Friday night at the home drive-in: I Was a Teenage Werewolf (1957)

Poster for I Was a Teenage Werewolf (1957)I Was a Teenage Werewolf (1957) by #GeneFowlerJr

w/#MichaelLandon #YvonneLime #WhitBissell

A hypnotherapist transforms a temperamental teenager into a #werewolf.

“The most amazing motion picture of our time!”

“It’s not for man to interfere in the ways of God.”

#Horror #SciFi

I Was a Teenage Werewolf (1957) is one of the most famous B-movies, teen movies, and werewolf movies in the history of cinema – or at least it is to me. Even as a kid, I knew about this movie. I’d heard about it, read about it, and seen pictures from it in books and magazines. Of course I’d never SEEN it, but that’s the way it was back then. No internet, no video stores – only late night TV could possibly give me an opportunity to experience this movie, and that just never quite happened. 

I was probably an adult by the time I finally got to see it, and I think I was just a little bit disappointed that first time. It was good, but not as good as some of the other, similar movies I’d seen over the years. For some reason I was partial to Blood of Dracula (1957), as I may have mentioned a few weeks ago…

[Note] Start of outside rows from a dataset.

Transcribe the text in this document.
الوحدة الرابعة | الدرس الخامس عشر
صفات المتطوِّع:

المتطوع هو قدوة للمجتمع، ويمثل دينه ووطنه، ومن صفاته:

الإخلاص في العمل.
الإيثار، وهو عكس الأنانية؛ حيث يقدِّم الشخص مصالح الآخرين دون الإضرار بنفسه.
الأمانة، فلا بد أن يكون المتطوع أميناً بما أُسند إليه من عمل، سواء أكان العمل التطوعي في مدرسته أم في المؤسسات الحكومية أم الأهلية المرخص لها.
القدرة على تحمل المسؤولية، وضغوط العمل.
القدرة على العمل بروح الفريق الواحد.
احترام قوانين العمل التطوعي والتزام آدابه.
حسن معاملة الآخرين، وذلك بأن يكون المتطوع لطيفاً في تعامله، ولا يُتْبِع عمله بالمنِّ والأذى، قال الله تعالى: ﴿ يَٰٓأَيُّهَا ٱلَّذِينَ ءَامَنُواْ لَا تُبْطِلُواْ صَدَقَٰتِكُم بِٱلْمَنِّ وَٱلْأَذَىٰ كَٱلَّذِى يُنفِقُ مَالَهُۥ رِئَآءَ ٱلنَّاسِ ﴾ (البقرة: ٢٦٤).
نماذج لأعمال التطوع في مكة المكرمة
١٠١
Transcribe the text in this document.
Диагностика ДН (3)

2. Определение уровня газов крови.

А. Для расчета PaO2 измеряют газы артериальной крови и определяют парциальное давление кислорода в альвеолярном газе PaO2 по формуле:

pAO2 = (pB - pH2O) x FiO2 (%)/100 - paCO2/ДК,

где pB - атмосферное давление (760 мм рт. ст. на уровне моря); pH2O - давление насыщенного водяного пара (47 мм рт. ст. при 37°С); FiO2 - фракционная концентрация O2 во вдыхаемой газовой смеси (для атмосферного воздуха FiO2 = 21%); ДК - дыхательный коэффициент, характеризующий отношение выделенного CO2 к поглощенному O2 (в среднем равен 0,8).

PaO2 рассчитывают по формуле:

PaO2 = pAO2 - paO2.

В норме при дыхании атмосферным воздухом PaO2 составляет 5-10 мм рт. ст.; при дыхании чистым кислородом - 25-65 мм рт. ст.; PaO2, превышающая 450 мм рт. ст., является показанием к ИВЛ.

Don’t get me wrong. I liked I Was a Teenage Werewolf back then, and I like it even more now. But I think if there’s one thing wrong with it, it’s that the main character, Tony Rivers played by Michael Landon, is a tad unsympathetic at the beginning of the movie. He seems like an ill-tempered jerk, to be honest. And looking at it with modern eyes, he seems like the kind of guy who’s destined to beat his girlfriend in the future, after she becomes his wife. He becomes violent at the slightest provocation – which apparently makes him the perfect candidate for a mad doctor’s experiments. 

The mad doctor, Alfred Brandon, is played by Whit Bissell (who has one of the greatest names in the history of actors, by the way). Dr Brandon’s theory goes something like this:

“I’m going to TRANSFORM him, and unleash the savage instincts that lie hidden within… and then I’ll be judged the benefactor. Mankind is on the verge of destroying itself. The only hope for the human race is to hurl it back into its primitive norm, to start all over again. What’s one life compared to such a triumph?”

When his assistant, Dr Hugo Wagner played by Joseph Mell, protests, their conversation goes something like this:

Dr Wagner: But you’re sacrificing a human life!

Dr Brandon: Do you cry over a guinea pig? This boy is a free police case. We’re probably saving him from the gas chamber.

Dr Wagner: But the boy is so young, the transformation horrible –

Dr Brandon: And you call yourself a scientist! That’s why you’ve never been more than an assistant.

In case it isn’t clear, these moments are #NotQuiteClassicCinema gold!

Tony’s long suffering girlfriend, Arlene Logan, is played by Yvonne Lime, and I found myself wondering a few times what exactly she sees in him. But then again, the real world is full of guys like Tony. Perhaps under the care of the right doctor, they could all be turned into werewolves…

I Was a Teenage Werewolf (1957) is a legendary example of #NotQuiteClassicCinema. Apparently MIchael Landon even parodied it many years later on his popular TV series Highway to Heaven (1984-1989). The episode was called I Was A Middle Aged Werewolf and can be found on YouTube for those who are curious. While I would never call I Was a Teenage Werewolf one of my favourite B-movies, or teen movies – or monster movies of the late 1950s – it’s still a lot of fun, and it’s an important piece of pop culture that should be screened by every film fan at least once on a #FridayNightAtTheHomeDriveIn.